Recommendation systems guide our experiences all over the Internet. From the products Amazon puts in front of us when we search their platform to the tens of videos YouTube suggests that we watch next, leading to late-night binge sessions, it’s all driven by recommendation algorithms. They play a crucial role in what we purchase and consume and how we shape our opinions on various topics. If you’ve watched the recently popular documentary “The Social Dilemma,” you know that along with their many benefits, recommender systems also come with a price.
There are different recommender systems: some are relatively basic and impersonal, recommending items based on popularity, while more personalized suggestions typically come from algorithms utilizing content-based or collaborative filtering methods. Collaborative filtering is the more sophisticated and exciting methodology that relies on past interactions between users and items, as well as user similarities. By contrast, content-based systems take into account the properties or features of the items. In the example of song recommendation, a recommender system will consider whether a song belongs to a specific genre, if it has explicit lyrics or not, who’s the artist, and so on.
I will walk you through a few approaches to build a simple content-based recommender system for songs. Our system will have no prior knowledge of what music we like or what music we’ve listened to in the past. All that we’ll input as a starting point will be a song title and maybe an artist. The goal is to return a list of recommendations containing sonically similar tracks.
I’m using a Kaggle dataset of 170,000 songs pulled via Spotify’s API to make things easier. Most of the features describe the song’s sound, for example, tempo, key, valence, etc. I’m skipping the EDA and data preparation part, so let’s get to the meat of things. I’ll use custom functions for each variation of the recommender. Here’s a preview of what our DataFrame looks like:
Recommendations from the Same Artist
Let’s start by getting some recommended songs by the same artist. I’m instantiating a Count Vectorizer from scikit learn that allows me to encode artists’ names as vectors.
The output is spare matrix — if you try type(asm) it will show you “scipy.sparse.csr.csr_matri.” In our case, it’s a pretty large matrix. I converted it into a DataFrame that has thousands of columns to show you how the word frequencies are organized:
Next, I need to use a metric that measures how similar these vectors are. The best choice, in my opinion, is cosine similarity. You pass on both a DataFrame or a sparse matrix to do the calculations Here’s a fantastic article that teaches you more about this similarity metric, the math behind it, and its application in Python.
Let’s explore our recommendation function above. It takes two inputs — a song title and the number of suggestions we want it to return. It first uses the song title to grab the index for that song entry in the DataFrame. Along with it, we also grab the artist’s name to display at the end. Then, we convert the array of similarity scores for that song into a list that we organize by highest similarity, in this case, where the similarity is equal to 1. Lastly, we grab the top n results and return them as the output of our function.

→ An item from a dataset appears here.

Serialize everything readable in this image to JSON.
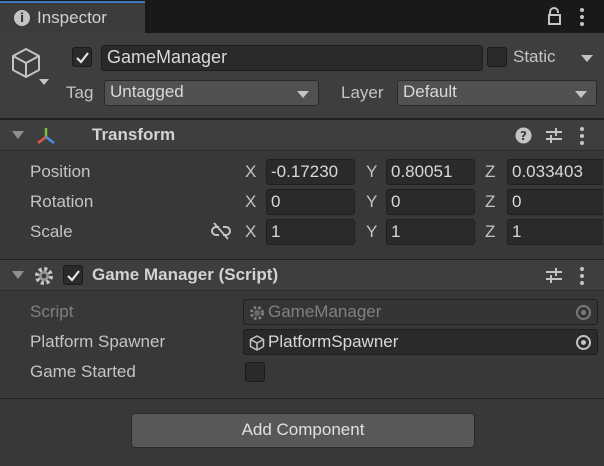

Let’s test it out by using The Weeknd’s “Starboy” as the input. Here are the recommendations we get back:
Wow, somehow we avoided getting “Blinding Lights” thrown at us! But the results are accurate. This was pretty straightforward. Let’s expand beyond the artist’s own discography.

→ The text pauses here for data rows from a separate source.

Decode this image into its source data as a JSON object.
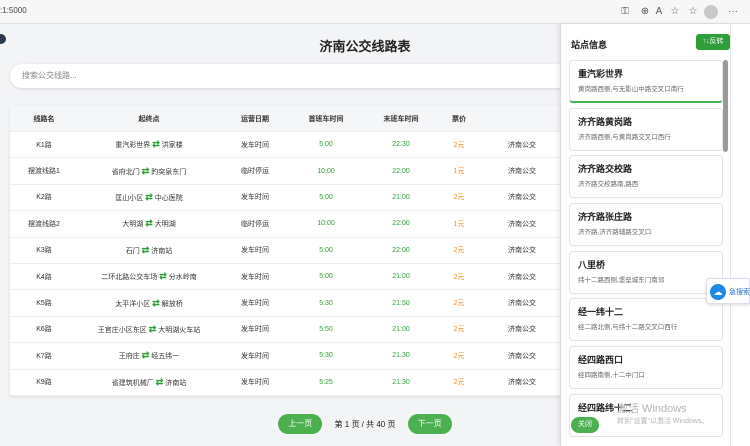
{
  "browser": {
    "url": ":1:5000"
  },
  "page": {
    "title": "济南公交线路表",
    "search_placeholder": "搜索公交线路..."
  },
  "table": {
    "headers": [
      "线路名",
      "起终点",
      "运营日期",
      "首班车时间",
      "末班车时间",
      "票价",
      ""
    ],
    "rows": [
      {
        "name": "K1路",
        "from": "重汽彩世界",
        "to": "洪家楼",
        "status": "发车时间",
        "first": "5:00",
        "last": "22:30",
        "fare": "2元",
        "extra": "济南公交"
      },
      {
        "name": "摆渡线路1",
        "from": "省府北门",
        "to": "趵突泉东门",
        "status": "临时停运",
        "first": "10:00",
        "last": "22:00",
        "fare": "1元",
        "extra": "济南公交"
      },
      {
        "name": "K2路",
        "from": "匡山小区",
        "to": "中心医院",
        "status": "发车时间",
        "first": "5:00",
        "last": "21:00",
        "fare": "2元",
        "extra": "济南公交"
      },
      {
        "name": "摆渡线路2",
        "from": "大明湖",
        "to": "大明湖",
        "status": "临时停运",
        "first": "10:00",
        "last": "22:00",
        "fare": "1元",
        "extra": "济南公交"
      },
      {
        "name": "K3路",
        "from": "石门",
        "to": "济南站",
        "status": "发车时间",
        "first": "5:00",
        "last": "22:00",
        "fare": "2元",
        "extra": "济南公交"
      },
      {
        "name": "K4路",
        "from": "二环北路公交车场",
        "to": "分水岭南",
        "status": "发车时间",
        "first": "5:00",
        "last": "21:00",
        "fare": "2元",
        "extra": "济南公交"
      },
      {
        "name": "K5路",
        "from": "太平洋小区",
        "to": "解放桥",
        "status": "发车时间",
        "first": "5:30",
        "last": "21:50",
        "fare": "2元",
        "extra": "济南公交"
      },
      {
        "name": "K6路",
        "from": "王官庄小区东区",
        "to": "大明湖火车站",
        "status": "发车时间",
        "first": "5:50",
        "last": "21:00",
        "fare": "2元",
        "extra": "济南公交"
      },
      {
        "name": "K7路",
        "from": "王府庄",
        "to": "经五纬一",
        "status": "发车时间",
        "first": "5:30",
        "last": "21:30",
        "fare": "2元",
        "extra": "济南公交"
      },
      {
        "name": "K9路",
        "from": "省建筑机械厂",
        "to": "济南站",
        "status": "发车时间",
        "first": "5:25",
        "last": "21:30",
        "fare": "2元",
        "extra": "济南公交"
      }
    ]
  },
  "pager": {
    "prev": "上一页",
    "info": "第 1 页 / 共 40 页",
    "next": "下一页"
  },
  "panel": {
    "title": "站点信息",
    "reverse_label": "↑↓反转",
    "close_label": "关闭",
    "stops": [
      {
        "name": "重汽彩世界",
        "addr": "黄岗路西侧,与无影山中路交叉口南行"
      },
      {
        "name": "济齐路黄岗路",
        "addr": "济齐路西侧,与黄岗路交叉口西行"
      },
      {
        "name": "济齐路交校路",
        "addr": "济齐路交校路南,路西"
      },
      {
        "name": "济齐路张庄路",
        "addr": "济齐路,济齐路辅路交叉口"
      },
      {
        "name": "八里桥",
        "addr": "纬十二路西侧,堡垒城东门南邻"
      },
      {
        "name": "经一纬十二",
        "addr": "经二路北侧,与纬十二路交叉口西行"
      },
      {
        "name": "经四路西口",
        "addr": "经四路南侧,十二中门口"
      },
      {
        "name": "经四路纬十二",
        "addr": ""
      }
    ]
  },
  "watermark": {
    "line1": "激活 Windows",
    "line2": "转到\"设置\"以激活 Windows。"
  },
  "float_widget": {
    "label": "急搜索"
  },
  "colors": {
    "accent": "#4caf50",
    "fare": "#f28c1b",
    "time": "#2e9e3a"
  }
}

Recommendations Based on Similar Sound
For this new function, we ask for three inputs: a DataFrame containing songs data, a song title, and an artist name. Since I’m not working with Spotify’s API, and using a pre-made DataFrame, it’s safe to use a try statement that checks if our song exists in the data we used as input. If not, we get a print statement letting us know.
First, we slice our DataFrame and grab just the information related to the input song. Next, we do another slice to separate all features that describe sound similarity into another DataFrame.
Remember, I mentioned above that the cosine similarity function works with both sparse matrices and DataFrames. I used the DataFrame as the first input and then converted the sound properties data for just the song we are interested in into a NumPy array as the second input. Pay attention to the shapes of the arrays. Converting the song data into a NumPy array results in a shape (11,) where the full DataFrame has a shape of (80733, 11).
I add a new column with the similarity between our song and every other song to the main DataFrame. Then, I reorder the entire DataFrame by putting the songs with the highest similarity scores at the top. Unlike the previous function, this one has a hardcoded number of desired recommendation (10).
The output is a new DataFrame of the ten most similar songs along with the artist name, the year of release, and the song’s popularity score.
Let’s test our function and look for songs similar to Missy Elliott’s iconic hit “The Rain (Supa Dupa Fly)”:
Not bad. I had to look up some of these songs to ensure they sound similar, and they do. One of the limitations of this approach is that evaluation is pretty subjective. We don’t have access to any built-in evaluation metrics, and typically we use recall and precision to evaluate recommendation systems.
Still, this is a simplistic way to build a content-based recommender. Depending on the quality of your data, it can be pretty useful.